Chocolat Kinder : des substances potentiellement cancérigènes ?

Chocolat Kinder : des substances potentiellement cancérigènes ?
Kinder surprise © ALLILI MOURAD/SIPA

Une ONG allemande demande à l’entreprise Ferrero de retirer les huiles minérales aromatiques (MOAH), substances potentiellement cancérigènes, contenues dans des barres de chocolat Kinder.

 L’Organisation non-gouvernementale allemande Foodwatch, spécialisée dans la dénonciation des scandales alimentaires, affirme que les barres de chocolat Kinder contiennent des huiles minérales potentiellement cancérigènes et demande qu’elles soient retirées de la vente, selon un communiqué.

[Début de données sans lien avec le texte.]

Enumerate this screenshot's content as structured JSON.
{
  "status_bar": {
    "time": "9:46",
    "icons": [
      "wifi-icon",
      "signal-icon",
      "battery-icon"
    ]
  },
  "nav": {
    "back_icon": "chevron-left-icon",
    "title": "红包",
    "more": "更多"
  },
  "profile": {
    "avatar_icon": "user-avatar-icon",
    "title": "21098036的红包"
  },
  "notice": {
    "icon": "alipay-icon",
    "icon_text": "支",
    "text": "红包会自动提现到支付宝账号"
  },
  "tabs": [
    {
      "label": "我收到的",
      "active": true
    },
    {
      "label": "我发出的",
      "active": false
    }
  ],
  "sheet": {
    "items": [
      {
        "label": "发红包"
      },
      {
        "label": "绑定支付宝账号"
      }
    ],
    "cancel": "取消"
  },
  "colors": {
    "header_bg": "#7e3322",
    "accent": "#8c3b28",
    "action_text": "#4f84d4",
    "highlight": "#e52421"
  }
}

L’entreprise Ferrero qui produit ces barres Kinder, a assuré qu’« une grande variété de produits alimentaires issus de différentes catégories sont concernés » par la présence d’huiles minérales aromatiques (MOAH pour « mineral oil aromatic hydrocarbons »). « Des efforts communs sont nécessaires, a jugé l’entreprise dans un communiqué, aussi bien de la part de l’ensemble des parties prenantes de l’industrie agroalimentaire que des acteurs du commerce des matières premières en Europe comme à l’international ».

Une contamination qui proviendrait des emballages

Foodwatch affirme que les barres de chocolat Kinder, tout comme les « Fioretto Nougats Minis » de la marque Lindt, commercialisés en Allemagne,« sont contaminés par les MOAH, des substances décrites comme potentiellement cancérigènes et mutagènes par l’Autorité européenne de sécurité des aliments (EFSA) », souligne l’ONG.

Dans des tests réalisés en juillet 2016, l’ONG a sélectionné une liste de 20 friandises et snacks salés, parmi lesquels les barres Kinder et les nougats de Lindt font apparaître les taux les plus importants de MOAH : 1,2 mg/kg de MOAH pour les premières, 0,7 mg/kg pour les secondes, alors que d’après cette ONG, cette substance ne devrait pas être présente.

Cette contamination proviendrait, selon Foodwatch, des emballages des barres chocolatées. « Ces dernières peuvent déclencher des cancers et engendrer des perturbations génétiques. Mais malgré cela, les fabricants se refusent à les retirer de la vente », écrit l’Organisation.

Ferrero a assuré « travailler sur des solutions techniques pour minimiser autant que possible ces substances omniprésentes ». La Fédération professionnelle de la confiserie allemande (BDSI), dont Ferrero et Lindt sont membres, affirme que « les entreprises du secteur allemand de la confiserie ont beaucoup fait ces dernières années pour réduire la présence de ces substances – avec de bons résultats », selon un communiqué.